Speaking on this occasion, Gopal Dutt Joshi, General Secretary of the UT Powermen Union, Chandigarh, presented his arguments before the Regulatory Commission, stating that discussions and proceedings regarding the restructuring of the department have been ongoing since 2013, yet remain incomplete to this day. Meanwhile, during the COVID-19 pandemic—under the banner of the 'Atmanirbhar Bharat' (Self-reliant India) initiative—the process for privatizing electricity distribution in Union Territories was initiated. This process has been controversial from the very outset, primarily because the concerned officials drafted the Request for Proposal (RFP) without first formulating a transfer policy for the employees. Consequently, to this day, no employee has been asked to exercise their option regarding their future placement; furthermore, the RFP and tender process were subsequently challenged in court. The concerned officials committed a second major blunder by incorporating transmission assets—rather than limiting the scope to distribution assets—into the RFP. This error continues to exact a heavy toll on the employees, who are still bearing the brunt of its consequences.
The Union has repeatedly demanded a high-level inquiry into this matter. Furthermore, in the transfer policy implemented on January 31, 2025—while adopting a general principle that employees would continue to work at their current postings—those officials whose roles remained under a cloud of suspicion were nevertheless absorbed back into the administration, whereas 349 other employees were unceremoniously shunted off to a private company without being given the opportunity to exercise their options. He stated that the administration has, against their will, shunted employees—who have served in a government department for 35–40 years and fall under Central Service Rules—into a private company.
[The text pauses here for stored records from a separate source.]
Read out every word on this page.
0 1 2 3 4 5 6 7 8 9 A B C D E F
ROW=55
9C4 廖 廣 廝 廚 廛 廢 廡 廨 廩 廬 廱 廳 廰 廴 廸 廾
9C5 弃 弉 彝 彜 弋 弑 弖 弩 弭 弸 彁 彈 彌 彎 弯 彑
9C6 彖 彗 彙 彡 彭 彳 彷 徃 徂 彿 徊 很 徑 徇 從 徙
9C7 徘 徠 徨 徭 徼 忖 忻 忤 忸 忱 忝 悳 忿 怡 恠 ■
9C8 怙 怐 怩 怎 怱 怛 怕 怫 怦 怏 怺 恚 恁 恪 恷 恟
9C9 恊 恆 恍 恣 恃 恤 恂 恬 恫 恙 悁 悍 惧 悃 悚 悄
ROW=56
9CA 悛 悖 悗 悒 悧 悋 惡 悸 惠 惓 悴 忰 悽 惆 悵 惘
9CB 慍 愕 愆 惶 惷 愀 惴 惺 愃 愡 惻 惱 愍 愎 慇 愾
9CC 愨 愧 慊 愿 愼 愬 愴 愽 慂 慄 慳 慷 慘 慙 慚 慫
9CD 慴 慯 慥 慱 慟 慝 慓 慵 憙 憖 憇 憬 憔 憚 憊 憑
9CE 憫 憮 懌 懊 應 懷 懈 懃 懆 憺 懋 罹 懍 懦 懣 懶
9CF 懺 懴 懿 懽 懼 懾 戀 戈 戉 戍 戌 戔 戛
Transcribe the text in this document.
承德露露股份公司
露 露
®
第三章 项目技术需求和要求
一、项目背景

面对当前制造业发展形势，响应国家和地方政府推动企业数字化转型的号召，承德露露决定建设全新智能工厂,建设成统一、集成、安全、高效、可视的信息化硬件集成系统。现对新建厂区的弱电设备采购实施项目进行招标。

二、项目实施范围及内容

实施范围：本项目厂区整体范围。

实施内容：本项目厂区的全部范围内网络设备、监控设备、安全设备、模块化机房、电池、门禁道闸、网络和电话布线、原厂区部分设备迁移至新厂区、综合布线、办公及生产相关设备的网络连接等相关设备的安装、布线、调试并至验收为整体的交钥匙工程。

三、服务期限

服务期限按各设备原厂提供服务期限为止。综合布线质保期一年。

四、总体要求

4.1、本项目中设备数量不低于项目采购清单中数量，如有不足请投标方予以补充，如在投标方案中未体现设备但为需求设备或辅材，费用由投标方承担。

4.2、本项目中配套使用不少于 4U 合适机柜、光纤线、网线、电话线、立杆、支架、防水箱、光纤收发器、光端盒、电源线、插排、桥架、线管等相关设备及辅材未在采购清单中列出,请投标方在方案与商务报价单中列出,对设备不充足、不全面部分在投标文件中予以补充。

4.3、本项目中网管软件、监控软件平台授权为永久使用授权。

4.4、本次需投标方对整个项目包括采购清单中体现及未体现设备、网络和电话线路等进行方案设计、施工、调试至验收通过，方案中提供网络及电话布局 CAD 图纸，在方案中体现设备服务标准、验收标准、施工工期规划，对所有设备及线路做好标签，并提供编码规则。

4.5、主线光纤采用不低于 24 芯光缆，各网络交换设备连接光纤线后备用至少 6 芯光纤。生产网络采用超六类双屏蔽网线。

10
The situation is such that the government is engaging in deceit by reneging on every promise it made; one after another, it is discontinuing the benefits previously extended to these employees—ranging from the loss of their government employee status to the suspension of the Central Government Health Scheme, the cessation of housing allotments, and the withholding of pensionary benefits. Therefore, the Regulatory Commission ought to take cognizance of this matter as well. In response, the Chairman of the Commission listened attentively to all the points raised but stated that this matter does not fall within his jurisdiction.